Army Addresses Critical Concerns with Defense Inspector General Body Armor Audit
January 29, 2009
The Department of Defense Inspector General (DOD IG) report on Body Armor identified a range of issues involving Army testing processes and documentation dating back to 2007. By and large, the Army agrees with the DOD IG report and commends the IG's office for its thorough and constructive evaluation of Army testing procedures.
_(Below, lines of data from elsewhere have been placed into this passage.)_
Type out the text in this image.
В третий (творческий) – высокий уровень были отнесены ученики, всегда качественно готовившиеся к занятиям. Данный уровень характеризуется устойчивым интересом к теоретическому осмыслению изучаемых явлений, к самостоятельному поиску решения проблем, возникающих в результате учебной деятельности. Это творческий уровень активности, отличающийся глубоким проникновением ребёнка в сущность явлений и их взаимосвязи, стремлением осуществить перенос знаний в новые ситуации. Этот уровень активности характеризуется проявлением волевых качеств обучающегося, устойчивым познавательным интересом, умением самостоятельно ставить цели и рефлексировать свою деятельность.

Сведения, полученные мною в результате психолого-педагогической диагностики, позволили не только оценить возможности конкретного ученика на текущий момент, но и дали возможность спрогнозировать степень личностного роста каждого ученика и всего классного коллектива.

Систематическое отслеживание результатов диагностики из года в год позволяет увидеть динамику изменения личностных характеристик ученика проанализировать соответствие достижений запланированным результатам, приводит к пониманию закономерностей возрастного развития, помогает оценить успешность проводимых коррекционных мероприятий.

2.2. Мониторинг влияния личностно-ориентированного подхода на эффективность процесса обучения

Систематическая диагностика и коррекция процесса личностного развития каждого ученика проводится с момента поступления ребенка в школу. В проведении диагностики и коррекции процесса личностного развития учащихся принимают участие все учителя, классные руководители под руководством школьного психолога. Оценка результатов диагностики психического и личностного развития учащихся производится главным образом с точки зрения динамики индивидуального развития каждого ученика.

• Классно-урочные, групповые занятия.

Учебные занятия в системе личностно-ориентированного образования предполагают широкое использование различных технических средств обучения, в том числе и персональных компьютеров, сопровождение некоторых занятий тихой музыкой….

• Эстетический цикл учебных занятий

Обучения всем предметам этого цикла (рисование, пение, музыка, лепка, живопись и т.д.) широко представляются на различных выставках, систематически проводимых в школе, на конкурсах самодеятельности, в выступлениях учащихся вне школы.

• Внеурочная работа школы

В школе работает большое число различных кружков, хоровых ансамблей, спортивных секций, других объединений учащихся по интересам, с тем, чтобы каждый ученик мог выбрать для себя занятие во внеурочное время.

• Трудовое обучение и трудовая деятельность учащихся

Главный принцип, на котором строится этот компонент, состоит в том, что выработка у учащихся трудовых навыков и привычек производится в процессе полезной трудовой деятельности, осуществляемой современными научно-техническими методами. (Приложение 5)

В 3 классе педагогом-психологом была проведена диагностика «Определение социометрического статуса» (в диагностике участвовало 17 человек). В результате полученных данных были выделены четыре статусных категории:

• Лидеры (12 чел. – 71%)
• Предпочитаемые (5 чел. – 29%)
In fact, the Army had already identified problems raised by the IG and has moved aggressively to fix them Indeed, since June 2007, the Army has instituted comprehensive testing reforms, with oversight by the Department of Defense's Directorate of Operational Test and Evaluation (DOT&E) and considerable involvement by senior Army leadership. Among the many important improvements already instituted is assigning responsibility for article testing to the Army Test and Evaluation Command instead of using outside contractors.
However, there is one critical component of the DOD Inspector General report that the Army does not agree with. The DoD IG reviewed 21 designs of body armor conducted by the Army. The Army had determined that 13 of the 21 failed the test, while 8 passed.
The DoD IG concluded that three of these eight that had passed the Army's test actually failed. The Army and DOT&E, the Department of Defense's testing expert, disagree with the DoD IG's conclusion. The implication is that the Army issued faulty armor plates to Soldiers, which goes to the heart of the Army's commitment to protect its Soldiers.
The DOT&E is the government's preeminent and independent authority in the highly specialized field of ballistic testing. The Director, OT&E examined the three tests of the plates at issue and concluded that they did pass the test.
Since there is a major disagreement between the DOD IG and the experts at DOT&E as to whether the plates passed testing and since the Army takes this matter so seriously, the Secretary of the Army has asked the Deputy Secretary of Defense to adjudicate the opposing views of the DoD IG and DOT&E. However, because the DoD IG raised this issue and to ensure there is no question about the effectiveness of any Soldier's body armor, the Army will collect these body armor plates and hold them pending further review.
"There is nothing more important than the safety of our Soldiers, their confidence in their equipment, and America's confidence in their Army," said Secretary of Army Pete Geren.
"Let's put this into perspective. Out of more than 2,300 body armor tests conducted by the Army, the DoD IG is questioning three of them. DOT&E, the government's preeminent independent expert, says the plates passed those three tests. And let's not forget, since 2002, we have produced and fielded over 2 million plates of body armor. That body armor has saved the lives of thousands of Soldiers."